2 of time. After this explanation, the court ended the cross-examination and ordered $15,321 in

restitution.

¶6 Defendant filed a motion to reconsider sentence, arguing the State failed to present

sufficient evidence to support the amount of restitution and the court erred in ruling before defense

counsel finished its cross-examination of Strickland or presented any witnesses, including

defendant. The court denied defendant’s motion, and defendant appealed. We remanded for

compliance with Illinois Supreme Court Rule 604(d) (eff. July 1, 2017). People v. Erby, No. 3-21-

0600 (Ill. Apr. 18, 2022) (unpublished minute order). Defendant filed an amended motion to

reconsider sentence, again challenging the restitution order on the same grounds as the previous

motion, which was denied. Defendant appealed.

¶7 II. ANALYSIS

¶8 On appeal, defendant argues that the circuit court erred in ordering a restitution value that

was unsupported by the evidence presented. At the outset, the State argues this appeal should be

dismissed, as defendant’s challenge to the restitution amount is essentially an excessive sentence

challenge and defendant failed to file a motion to withdraw his guilty plea as required under Rule

604(d), thus barring him from contesting restitution on appeal. See Ill. S. Ct. R. 604(d) (eff. July

1, 2017). We review issues regarding proper application of Rule 604(d) de novo. People v.

Robinson, 2021 IL App (4th) 200515, ¶ 11.

¶9 Rule 604(d) provides, in pertinent part:

“No appeal from a judgment entered upon a plea of guilty shall be taken unless the

defendant, within 30 days of the date on which sentence is imposed, files in the trial

court a motion to reconsider the sentence, if only the sentence is being challenged,

3 or, if the plea is being challenged, a motion to withdraw the plea of guilty and vacate

the judgment.

No appeal shall be taken upon a negotiated plea of guilty challenging the

sentence as excessive unless the defendant, within 30 days of the imposition of

sentence, files a motion to withdraw the plea of guilty and vacate the judgment.
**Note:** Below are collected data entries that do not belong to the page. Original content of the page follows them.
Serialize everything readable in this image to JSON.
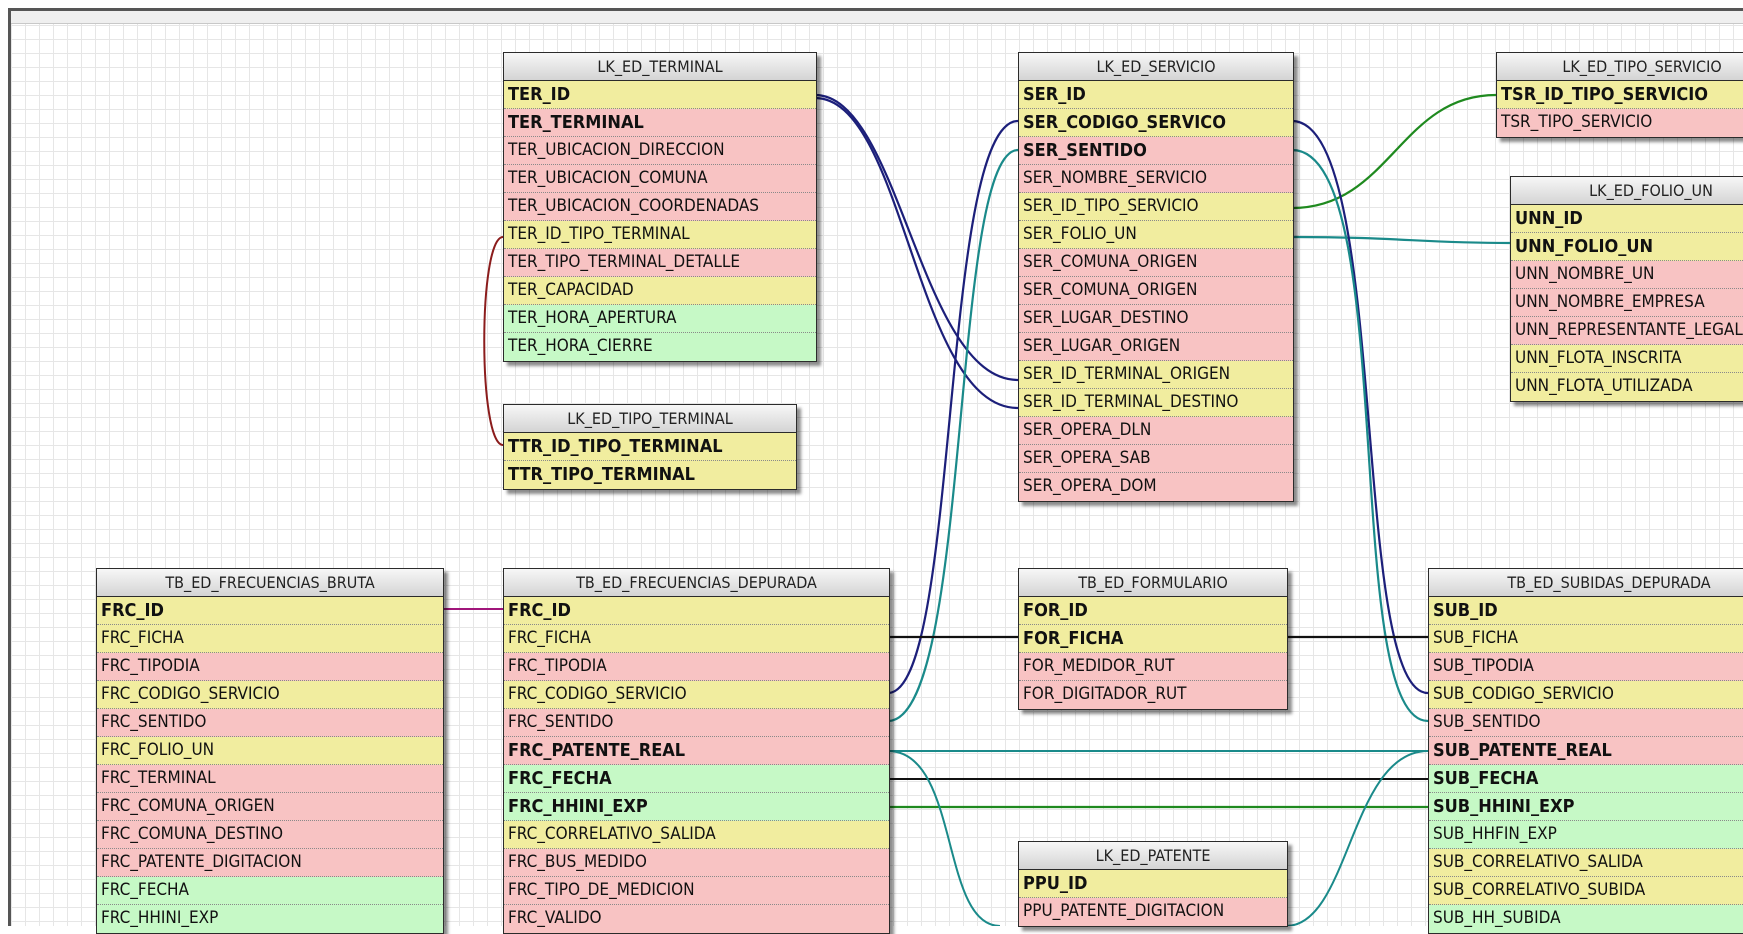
{
  "colors": {
    "yellow": "#f1ed9f",
    "pink": "#f8c3c3",
    "green": "#c6f9c6",
    "link_navy": "#1c1f7a",
    "link_teal": "#1a8a8a",
    "link_green": "#1f8a1f",
    "link_black": "#111111",
    "link_maroon": "#8b1c1c",
    "link_magenta": "#a0157a"
  },
  "tables": {
    "lk_ed_terminal": {
      "title": "LK_ED_TERMINAL",
      "rows": [
        {
          "name": "TER_ID",
          "color": "yellow",
          "bold": true
        },
        {
          "name": "TER_TERMINAL",
          "color": "pink",
          "bold": true
        },
        {
          "name": "TER_UBICACION_DIRECCION",
          "color": "pink",
          "bold": false
        },
        {
          "name": "TER_UBICACION_COMUNA",
          "color": "pink",
          "bold": false
        },
        {
          "name": "TER_UBICACION_COORDENADAS",
          "color": "pink",
          "bold": false
        },
        {
          "name": "TER_ID_TIPO_TERMINAL",
          "color": "yellow",
          "bold": false
        },
        {
          "name": "TER_TIPO_TERMINAL_DETALLE",
          "color": "pink",
          "bold": false
        },
        {
          "name": "TER_CAPACIDAD",
          "color": "yellow",
          "bold": false
        },
        {
          "name": "TER_HORA_APERTURA",
          "color": "green",
          "bold": false
        },
        {
          "name": "TER_HORA_CIERRE",
          "color": "green",
          "bold": false
        }
      ]
    },
    "lk_ed_tipo_terminal": {
      "title": "LK_ED_TIPO_TERMINAL",
      "rows": [
        {
          "name": "TTR_ID_TIPO_TERMINAL",
          "color": "yellow",
          "bold": true
        },
        {
          "name": "TTR_TIPO_TERMINAL",
          "color": "yellow",
          "bold": true
        }
      ]
    },
    "lk_ed_servicio": {
      "title": "LK_ED_SERVICIO",
      "rows": [
        {
          "name": "SER_ID",
          "color": "yellow",
          "bold": true
        },
        {
          "name": "SER_CODIGO_SERVICO",
          "color": "yellow",
          "bold": true
        },
        {
          "name": "SER_SENTIDO",
          "color": "pink",
          "bold": true
        },
        {
          "name": "SER_NOMBRE_SERVICIO",
          "color": "pink",
          "bold": false
        },
        {
          "name": "SER_ID_TIPO_SERVICIO",
          "color": "yellow",
          "bold": false
        },
        {
          "name": "SER_FOLIO_UN",
          "color": "yellow",
          "bold": false
        },
        {
          "name": "SER_COMUNA_ORIGEN",
          "color": "pink",
          "bold": false
        },
        {
          "name": "SER_COMUNA_ORIGEN",
          "color": "pink",
          "bold": false
        },
        {
          "name": "SER_LUGAR_DESTINO",
          "color": "pink",
          "bold": false
        },
        {
          "name": "SER_LUGAR_ORIGEN",
          "color": "pink",
          "bold": false
        },
        {
          "name": "SER_ID_TERMINAL_ORIGEN",
          "color": "yellow",
          "bold": false
        },
        {
          "name": "SER_ID_TERMINAL_DESTINO",
          "color": "yellow",
          "bold": false
        },
        {
          "name": "SER_OPERA_DLN",
          "color": "pink",
          "bold": false
        },
        {
          "name": "SER_OPERA_SAB",
          "color": "pink",
          "bold": false
        },
        {
          "name": "SER_OPERA_DOM",
          "color": "pink",
          "bold": false
        }
      ]
    },
    "lk_ed_tipo_servicio": {
      "title": "LK_ED_TIPO_SERVICIO",
      "rows": [
        {
          "name": "TSR_ID_TIPO_SERVICIO",
          "color": "yellow",
          "bold": true
        },
        {
          "name": "TSR_TIPO_SERVICIO",
          "color": "pink",
          "bold": false
        }
      ]
    },
    "lk_ed_folio_un": {
      "title": "LK_ED_FOLIO_UN",
      "rows": [
        {
          "name": "UNN_ID",
          "color": "yellow",
          "bold": true
        },
        {
          "name": "UNN_FOLIO_UN",
          "color": "yellow",
          "bold": true
        },
        {
          "name": "UNN_NOMBRE_UN",
          "color": "pink",
          "bold": false
        },
        {
          "name": "UNN_NOMBRE_EMPRESA",
          "color": "pink",
          "bold": false
        },
        {
          "name": "UNN_REPRESENTANTE_LEGAL",
          "color": "pink",
          "bold": false
        },
        {
          "name": "UNN_FLOTA_INSCRITA",
          "color": "yellow",
          "bold": false
        },
        {
          "name": "UNN_FLOTA_UTILIZADA",
          "color": "yellow",
          "bold": false
        }
      ]
    },
    "tb_ed_frecuencias_bruta": {
      "title": "TB_ED_FRECUENCIAS_BRUTA",
      "rows": [
        {
          "name": "FRC_ID",
          "color": "yellow",
          "bold": true
        },
        {
          "name": "FRC_FICHA",
          "color": "yellow",
          "bold": false
        },
        {
          "name": "FRC_TIPODIA",
          "color": "pink",
          "bold": false
        },
        {
          "name": "FRC_CODIGO_SERVICIO",
          "color": "yellow",
          "bold": false
        },
        {
          "name": "FRC_SENTIDO",
          "color": "pink",
          "bold": false
        },
        {
          "name": "FRC_FOLIO_UN",
          "color": "yellow",
          "bold": false
        },
        {
          "name": "FRC_TERMINAL",
          "color": "pink",
          "bold": false
        },
        {
          "name": "FRC_COMUNA_ORIGEN",
          "color": "pink",
          "bold": false
        },
        {
          "name": "FRC_COMUNA_DESTINO",
          "color": "pink",
          "bold": false
        },
        {
          "name": "FRC_PATENTE_DIGITACION",
          "color": "pink",
          "bold": false
        },
        {
          "name": "FRC_FECHA",
          "color": "green",
          "bold": false
        },
        {
          "name": "FRC_HHINI_EXP",
          "color": "green",
          "bold": false
        }
      ]
    },
    "tb_ed_frecuencias_depurada": {
      "title": "TB_ED_FRECUENCIAS_DEPURADA",
      "rows": [
        {
          "name": "FRC_ID",
          "color": "yellow",
          "bold": true
        },
        {
          "name": "FRC_FICHA",
          "color": "yellow",
          "bold": false
        },
        {
          "name": "FRC_TIPODIA",
          "color": "pink",
          "bold": false
        },
        {
          "name": "FRC_CODIGO_SERVICIO",
          "color": "yellow",
          "bold": false
        },
        {
          "name": "FRC_SENTIDO",
          "color": "pink",
          "bold": false
        },
        {
          "name": "FRC_PATENTE_REAL",
          "color": "pink",
          "bold": true
        },
        {
          "name": "FRC_FECHA",
          "color": "green",
          "bold": true
        },
        {
          "name": "FRC_HHINI_EXP",
          "color": "green",
          "bold": true
        },
        {
          "name": "FRC_CORRELATIVO_SALIDA",
          "color": "yellow",
          "bold": false
        },
        {
          "name": "FRC_BUS_MEDIDO",
          "color": "pink",
          "bold": false
        },
        {
          "name": "FRC_TIPO_DE_MEDICION",
          "color": "pink",
          "bold": false
        },
        {
          "name": "FRC_VALIDO",
          "color": "pink",
          "bold": false
        }
      ]
    },
    "tb_ed_formulario": {
      "title": "TB_ED_FORMULARIO",
      "rows": [
        {
          "name": "FOR_ID",
          "color": "yellow",
          "bold": true
        },
        {
          "name": "FOR_FICHA",
          "color": "yellow",
          "bold": true
        },
        {
          "name": "FOR_MEDIDOR_RUT",
          "color": "pink",
          "bold": false
        },
        {
          "name": "FOR_DIGITADOR_RUT",
          "color": "pink",
          "bold": false
        }
      ]
    },
    "lk_ed_patente": {
      "title": "LK_ED_PATENTE",
      "rows": [
        {
          "name": "PPU_ID",
          "color": "yellow",
          "bold": true
        },
        {
          "name": "PPU_PATENTE_DIGITACION",
          "color": "pink",
          "bold": false
        }
      ]
    },
    "tb_ed_subidas_depurada": {
      "title": "TB_ED_SUBIDAS_DEPURADA",
      "rows": [
        {
          "name": "SUB_ID",
          "color": "yellow",
          "bold": true
        },
        {
          "name": "SUB_FICHA",
          "color": "yellow",
          "bold": false
        },
        {
          "name": "SUB_TIPODIA",
          "color": "pink",
          "bold": false
        },
        {
          "name": "SUB_CODIGO_SERVICIO",
          "color": "yellow",
          "bold": false
        },
        {
          "name": "SUB_SENTIDO",
          "color": "pink",
          "bold": false
        },
        {
          "name": "SUB_PATENTE_REAL",
          "color": "pink",
          "bold": true
        },
        {
          "name": "SUB_FECHA",
          "color": "green",
          "bold": true
        },
        {
          "name": "SUB_HHINI_EXP",
          "color": "green",
          "bold": true
        },
        {
          "name": "SUB_HHFIN_EXP",
          "color": "green",
          "bold": false
        },
        {
          "name": "SUB_CORRELATIVO_SALIDA",
          "color": "yellow",
          "bold": false
        },
        {
          "name": "SUB_CORRELATIVO_SUBIDA",
          "color": "yellow",
          "bold": false
        },
        {
          "name": "SUB_HH_SUBIDA",
          "color": "green",
          "bold": false
        }
      ]
    }
  }
}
For

purposes of this rule, a negotiated plea of guilty is one in which the prosecution has

bound itself to recommend a specific sentence, or a specific range of sentence, or

where the prosecution has made concessions relating to the sentence to be imposed

and not merely to the charge or charges then pending.” Ill. S. Ct. R. 604(d) (eff.

July 1, 2017).

Compliance with Rule 604(d) is a condition precedent to an appeal from a plea of guilty, and

dismissal is proper when this condition is not met. People v. Wilk, 124 Ill. 2d 93, 107 (1988). In

challenging a sentence pursuant to a negotiated plea agreement, a defendant must first move to

withdraw the guilty plea and vacate the judgment. People v. Evans, 174 Ill. 2d 320, 332 (1996).
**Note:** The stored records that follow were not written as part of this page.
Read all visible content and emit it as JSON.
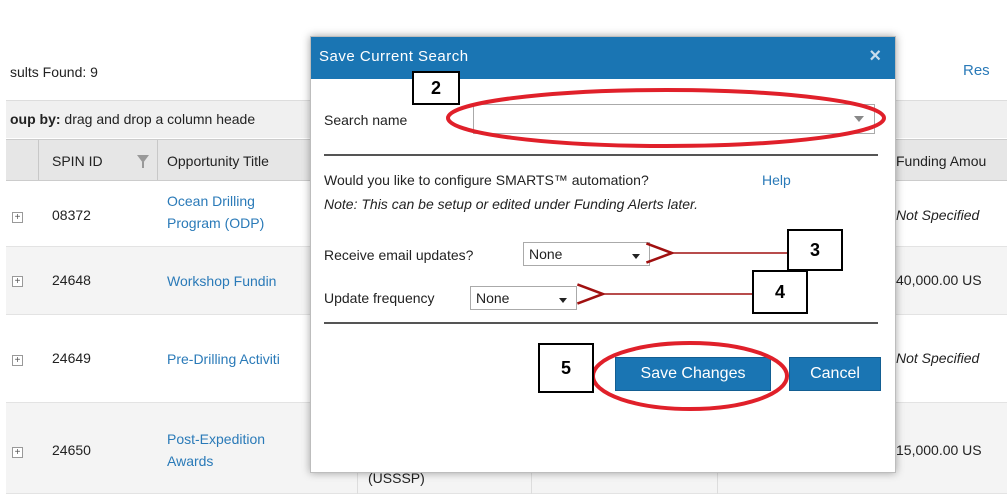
{
  "background": {
    "results_found": "sults Found: 9",
    "reset_link": "Res",
    "group_by_bold": "oup by:",
    "group_by_text": " drag and drop a column heade",
    "columns": {
      "spin_id": "SPIN ID",
      "opportunity_title": "Opportunity Title",
      "funding_amount": "Funding Amou"
    },
    "rows": [
      {
        "spin": "08372",
        "title": [
          "Ocean Drilling",
          "Program (ODP)"
        ],
        "amount": "Not Specified",
        "amount_italic": true
      },
      {
        "spin": "24648",
        "title": [
          "Workshop Fundin"
        ],
        "amount": "40,000.00 US",
        "amount_italic": false
      },
      {
        "spin": "24649",
        "title": [
          "Pre-Drilling Activiti"
        ],
        "amount": "Not Specified",
        "amount_italic": true
      },
      {
        "spin": "24650",
        "title": [
          "Post-Expedition",
          "Awards"
        ],
        "amount": "15,000.00 US",
        "amount_italic": false
      }
    ],
    "partial_cell": "(USSSP)"
  },
  "modal": {
    "title": "Save Current Search",
    "close_glyph": "×",
    "search_name_label": "Search name",
    "search_name_value": "",
    "question": "Would you like to configure SMARTS™ automation?",
    "help_link": "Help",
    "note": "Note: This can be setup or edited under Funding Alerts later.",
    "email_label": "Receive email updates?",
    "email_value": "None",
    "frequency_label": "Update frequency",
    "frequency_value": "None",
    "save_button": "Save Changes",
    "cancel_button": "Cancel"
  },
  "annotations": {
    "step_2": "2",
    "step_3": "3",
    "step_4": "4",
    "step_5": "5"
  },
  "colors": {
    "accent": "#1a75b3",
    "link": "#2a7ab8",
    "annotation_red": "#e0202a",
    "arrow_red": "#a01010"
  }
}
¶ 10 The State relies on People v. Johnson, 2019 IL 122956, to reinforce its assertion that

defendant’s challenge to the restitution amount as unsupported by the evidence is an excessive

sentence claim. In Johnson, defendant argued his challenge based on improper sentencing factors

was “one of constitutional dimension that implicates due process and fundamental fairness” and

thus was distinctive from an excessive sentence claim. Id. ¶ 36. The supreme court rejected this

distinction for the purposes of Rule 604(d), holding that, if sentencing challenges were allowed to

be reframed as constitutional due process issues to avoid the rule, its requirements would

consequently be rendered superfluous. Id. ¶ 41. The Johnson court noted its prior decisions only

4 exempted application of Rule 604(d) to negotiated pleas in limited instances where sentences were

challenged as statutorily unauthorized or void ab initio as facially unconstitutional. Id. ¶ 35.